2. Components of Input Tax:
Input Tax includes Central Goods and Services Tax (CGST), State Goods and Services Tax (SGST), Integrated Goods and Services Tax (IGST), and Union Territory Goods and Services Tax (UTGST) paid on purchases of goods or services.
3. Eligibility Criteria:
To claim ITC, businesses must be registered under GST and use the inputs for making taxable supplies.
4. Conditions for Claiming ITC:
ITC can only be claimed for inputs used or intended to be used for business purposes.The supplier must have furnished the relevant details in their GST returns, and the recipient must have verified and accepted these details.
5. Exceptions:
ITC cannot be claimed for certain goods and services, such as motor vehicles and goods used for personal consumption.
Significance of Input Tax Credits (ITC) under GST:
1. Reduction in Tax Burden:
ITC allows businesses to reduce the tax liability on their output supplies by claiming credit for the taxes paid on their inputs. This helps in avoiding the cascading effect of taxes and reduces the overall tax burden.
2. Promotion of Compliance:
The availability of ITC incentivizes businesses to comply with GST regulations by encouraging them to conduct transactions with registered suppliers who properly report and pay their taxes.
3. Cost Savings:
By claiming ITC, businesses can effectively reduce their cost of goods and services, making their products or services more competitive in the market.
4. Improvement in Cash Flow:
ITC improves the cash flow of businesses by providing relief from the taxes paid on purchases.
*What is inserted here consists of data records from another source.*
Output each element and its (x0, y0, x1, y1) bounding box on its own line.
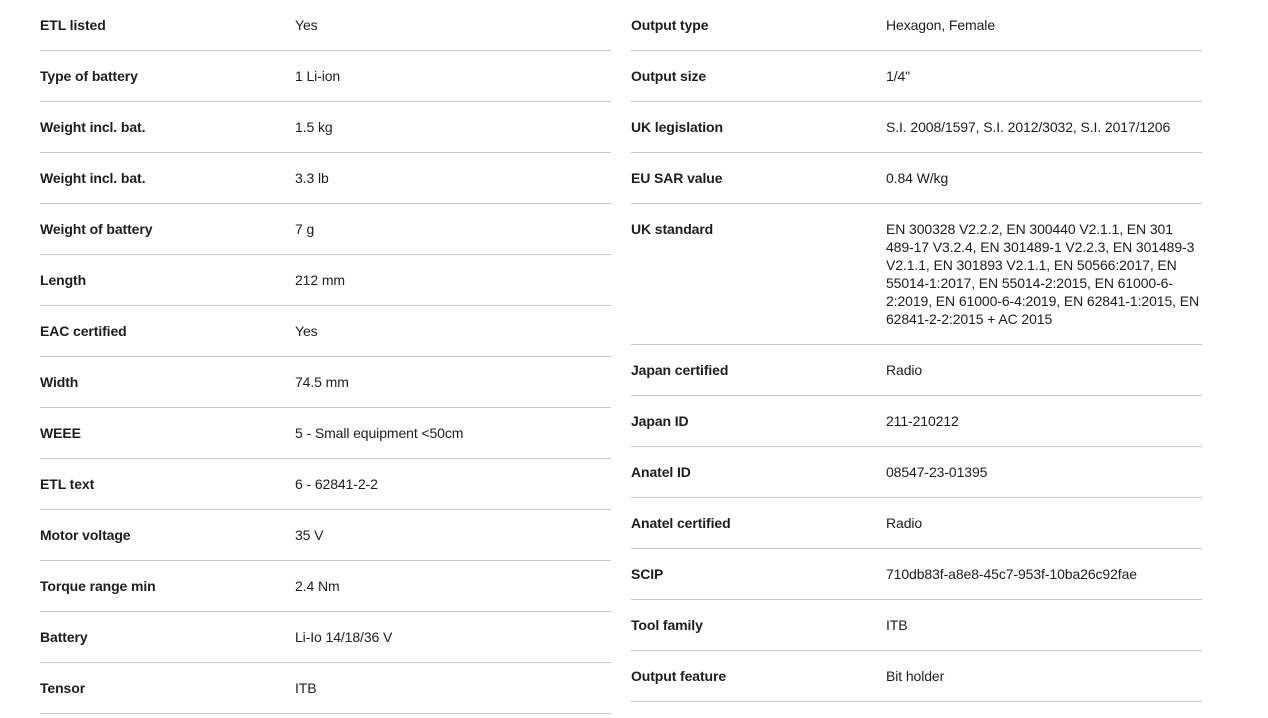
spec-column-left (40, 0, 611, 714)
spec-row (40, 408, 611, 459)
spec-value: 1 Li-ion (295, 68, 341, 84)
spec-value: 35 V (295, 527, 324, 543)
spec-value: 0.84 W/kg (886, 170, 949, 186)
spec-row (40, 612, 611, 663)
spec-value: EN 300328 V2.2.2, EN 300440 V2.1.1, EN 301 489-17 V3.2.4, EN 301489-1 V2.2.3, EN 301489-3 V2.1.1, EN 301893 V2.1.1, EN 50566:2017, EN 55014-1:2017, EN 55014-2:2015, EN 61000-6-2:2019, EN 61000-6-4:2019, EN 62841-1:2015, EN 62841-2-2:2015 + AC 2015 (886, 221, 1199, 327)
spec-value: Li-Io 14/18/36 V (295, 629, 393, 645)
spec-label: ETL text (40, 476, 95, 492)
spec-label: Length (40, 272, 87, 288)
spec-row (631, 600, 1202, 651)
spec-row (631, 447, 1202, 498)
spec-value: 1/4" (886, 68, 911, 84)
spec-row (631, 396, 1202, 447)
spec-value: Radio (886, 515, 923, 531)
spec-column-right (631, 0, 1202, 702)
spec-row (631, 204, 1202, 345)
spec-label: Anatel ID (631, 464, 691, 480)
spec-row (631, 51, 1202, 102)
spec-value: 3.3 lb (295, 170, 329, 186)
spec-value: ITB (295, 680, 317, 696)
spec-label: Japan ID (631, 413, 689, 429)
spec-value: 212 mm (295, 272, 345, 288)
spec-label: WEEE (40, 425, 81, 441)
spec-row (631, 651, 1202, 702)
spec-value: 7 g (295, 221, 315, 237)
spec-value: 211-210212 (886, 413, 959, 429)
spec-value: ITB (886, 617, 908, 633)
spec-row (40, 510, 611, 561)
spec-label: ETL listed (40, 17, 106, 33)
spec-value: Bit holder (886, 668, 945, 684)
spec-value: Hexagon, Female (886, 17, 996, 33)
spec-row (40, 561, 611, 612)
spec-label: Weight incl. bat. (40, 119, 146, 135)
spec-value: 5 - Small equipment <50cm (295, 425, 464, 441)
spec-label: EU SAR value (631, 170, 723, 186)
spec-row (40, 357, 611, 408)
spec-value: 1.5 kg (295, 119, 333, 135)
spec-label: EAC certified (40, 323, 127, 339)
spec-label: Tensor (40, 680, 86, 696)
spec-label: UK standard (631, 221, 714, 237)
spec-row (631, 102, 1202, 153)
spec-row (40, 153, 611, 204)
spec-row (40, 255, 611, 306)
spec-label: Type of battery (40, 68, 138, 84)
spec-row (40, 204, 611, 255)
spec-value: S.I. 2008/1597, S.I. 2012/3032, S.I. 2017/1206 (886, 119, 1171, 135)
spec-row (40, 102, 611, 153)
spec-row (40, 51, 611, 102)
spec-row (631, 153, 1202, 204)
spec-row (40, 663, 611, 714)
spec-row (40, 306, 611, 357)
spec-table (40, 0, 1268, 714)
spec-row (631, 498, 1202, 549)
spec-value: Radio (886, 362, 923, 378)
spec-label: Motor voltage (40, 527, 131, 543)
spec-row (631, 0, 1202, 51)
spec-label: SCIP (631, 566, 664, 582)
spec-value: 74.5 mm (295, 374, 349, 390)
spec-label: Output feature (631, 668, 727, 684)
spec-label: Torque range min (40, 578, 156, 594)
spec-row (40, 0, 611, 51)
spec-label: Japan certified (631, 362, 729, 378)
spec-value: 6 - 62841-2-2 (295, 476, 378, 492)
spec-label: Tool family (631, 617, 703, 633)
spec-value: 2.4 Nm (295, 578, 340, 594)
spec-label: Weight of battery (40, 221, 153, 237)
spec-row (40, 459, 611, 510)
spec-label: Width (40, 374, 79, 390)
spec-row (631, 549, 1202, 600)
spec-label: Output type (631, 17, 709, 33)
spec-label: Weight incl. bat. (40, 170, 146, 186)
spec-row (631, 345, 1202, 396)
spec-value: 08547-23-01395 (886, 464, 988, 480)
spec-label: Battery (40, 629, 88, 645)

This allows businesses to invest in growth and expansion activities.
5. Encouragement of Formalization:
Claiming ITC requires businesses to conduct transactions with registered suppliers and maintain proper documentation, thereby promoting the formalization of the economy.
6. Level Playing Field:
ITC ensures a level playing field for businesses by allowing them to claim credit for the taxes paid on inputs, irrespective of their size or scale of operations.